Quando la Svizzera promuove la pace esclude la questione religiosa
Sempre più la religione gioca un ruolo nei conflitti armati. La Svizzera ha riconosciuto fin dall'inizio questa criticità e ha dedicato parte della sua politica di pace al compito di riunire attorno a un tavolo i tanti attori con visioni del mondo diverse. Si cercano soluzioni senza troppo parlare di religione. Un atteggiamento tipicamente svizzero.
La Thailandia è nota al grande pubblico quale ambita meta turistica. Dal 2004, tuttavia, un conflitto di lunga data si è intensificato nel sud del paese, uccidendo fino ad oggi più di 6 mila persone e ferendone altre migliaia. I separatisti musulmani lottano per una maggiore autonomia. Il governo centrale di Bangkok ha distaccato nella regione circa 65 mila militari, paramilitari e poliziotti.
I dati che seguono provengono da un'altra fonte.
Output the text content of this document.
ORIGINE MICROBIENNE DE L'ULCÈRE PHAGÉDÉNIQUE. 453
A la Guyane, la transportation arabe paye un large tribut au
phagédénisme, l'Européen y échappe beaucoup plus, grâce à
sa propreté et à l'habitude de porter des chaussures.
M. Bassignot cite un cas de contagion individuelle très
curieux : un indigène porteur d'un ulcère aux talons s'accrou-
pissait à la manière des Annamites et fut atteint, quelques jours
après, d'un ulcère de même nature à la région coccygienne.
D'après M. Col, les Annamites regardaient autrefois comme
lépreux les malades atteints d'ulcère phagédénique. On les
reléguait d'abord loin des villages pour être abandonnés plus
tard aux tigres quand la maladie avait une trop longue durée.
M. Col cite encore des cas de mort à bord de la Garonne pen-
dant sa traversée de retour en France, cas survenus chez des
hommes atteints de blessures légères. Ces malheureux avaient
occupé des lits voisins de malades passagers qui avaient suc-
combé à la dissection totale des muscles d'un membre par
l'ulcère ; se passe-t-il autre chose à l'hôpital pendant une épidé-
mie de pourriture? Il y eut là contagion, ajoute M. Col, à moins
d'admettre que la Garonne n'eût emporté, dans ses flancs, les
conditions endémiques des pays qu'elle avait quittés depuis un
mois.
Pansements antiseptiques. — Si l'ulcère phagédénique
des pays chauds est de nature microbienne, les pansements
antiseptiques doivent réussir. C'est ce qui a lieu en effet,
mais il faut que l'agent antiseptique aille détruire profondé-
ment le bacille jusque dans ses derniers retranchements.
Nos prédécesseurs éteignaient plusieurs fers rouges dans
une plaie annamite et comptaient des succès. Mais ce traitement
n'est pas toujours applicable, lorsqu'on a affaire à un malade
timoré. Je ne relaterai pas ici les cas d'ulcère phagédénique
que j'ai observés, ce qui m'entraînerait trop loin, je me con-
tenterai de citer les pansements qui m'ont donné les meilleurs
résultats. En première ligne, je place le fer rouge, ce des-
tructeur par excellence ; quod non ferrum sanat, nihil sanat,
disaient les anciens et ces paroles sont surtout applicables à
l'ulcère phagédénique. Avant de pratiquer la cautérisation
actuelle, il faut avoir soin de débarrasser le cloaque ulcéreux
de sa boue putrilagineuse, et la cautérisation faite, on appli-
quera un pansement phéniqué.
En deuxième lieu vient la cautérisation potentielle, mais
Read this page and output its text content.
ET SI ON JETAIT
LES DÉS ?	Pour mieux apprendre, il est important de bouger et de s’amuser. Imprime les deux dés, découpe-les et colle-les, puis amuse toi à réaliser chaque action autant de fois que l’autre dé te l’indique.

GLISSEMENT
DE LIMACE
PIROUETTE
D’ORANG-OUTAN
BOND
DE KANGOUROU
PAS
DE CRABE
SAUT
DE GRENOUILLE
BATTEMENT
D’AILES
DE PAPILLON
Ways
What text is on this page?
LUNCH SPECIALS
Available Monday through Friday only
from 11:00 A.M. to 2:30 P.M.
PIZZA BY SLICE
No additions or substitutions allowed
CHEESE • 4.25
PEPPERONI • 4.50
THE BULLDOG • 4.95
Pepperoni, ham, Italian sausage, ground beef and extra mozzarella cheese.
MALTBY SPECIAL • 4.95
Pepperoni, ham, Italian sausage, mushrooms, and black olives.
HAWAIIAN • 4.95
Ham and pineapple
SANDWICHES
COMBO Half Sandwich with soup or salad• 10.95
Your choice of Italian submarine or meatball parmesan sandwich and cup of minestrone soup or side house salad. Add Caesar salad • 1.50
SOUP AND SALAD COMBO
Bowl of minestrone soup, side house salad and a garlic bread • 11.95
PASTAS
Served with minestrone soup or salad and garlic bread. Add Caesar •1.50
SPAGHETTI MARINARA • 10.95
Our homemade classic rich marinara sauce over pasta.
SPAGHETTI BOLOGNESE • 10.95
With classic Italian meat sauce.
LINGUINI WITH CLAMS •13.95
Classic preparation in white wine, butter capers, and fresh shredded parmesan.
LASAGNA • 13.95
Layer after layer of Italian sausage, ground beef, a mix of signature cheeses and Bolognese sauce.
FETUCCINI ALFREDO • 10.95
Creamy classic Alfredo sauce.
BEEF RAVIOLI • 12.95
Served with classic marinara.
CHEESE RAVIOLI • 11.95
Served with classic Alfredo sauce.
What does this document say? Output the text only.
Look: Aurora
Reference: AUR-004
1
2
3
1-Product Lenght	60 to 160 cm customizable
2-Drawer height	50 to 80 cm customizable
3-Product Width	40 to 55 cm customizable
La religione come fattore di separazione
L’80% dei quasi due milioni di abitanti della zona di conflitto sono musulmani di origine malese. Essi formano una piccola minoranza etnica e religiosa nello stato che si definisce come una nazione thai di fede buddhista. Anche se la causa principale del conflitto risiede nella richiesta di indipendenza, la religione sta diventando sempre più un fattore di separazione.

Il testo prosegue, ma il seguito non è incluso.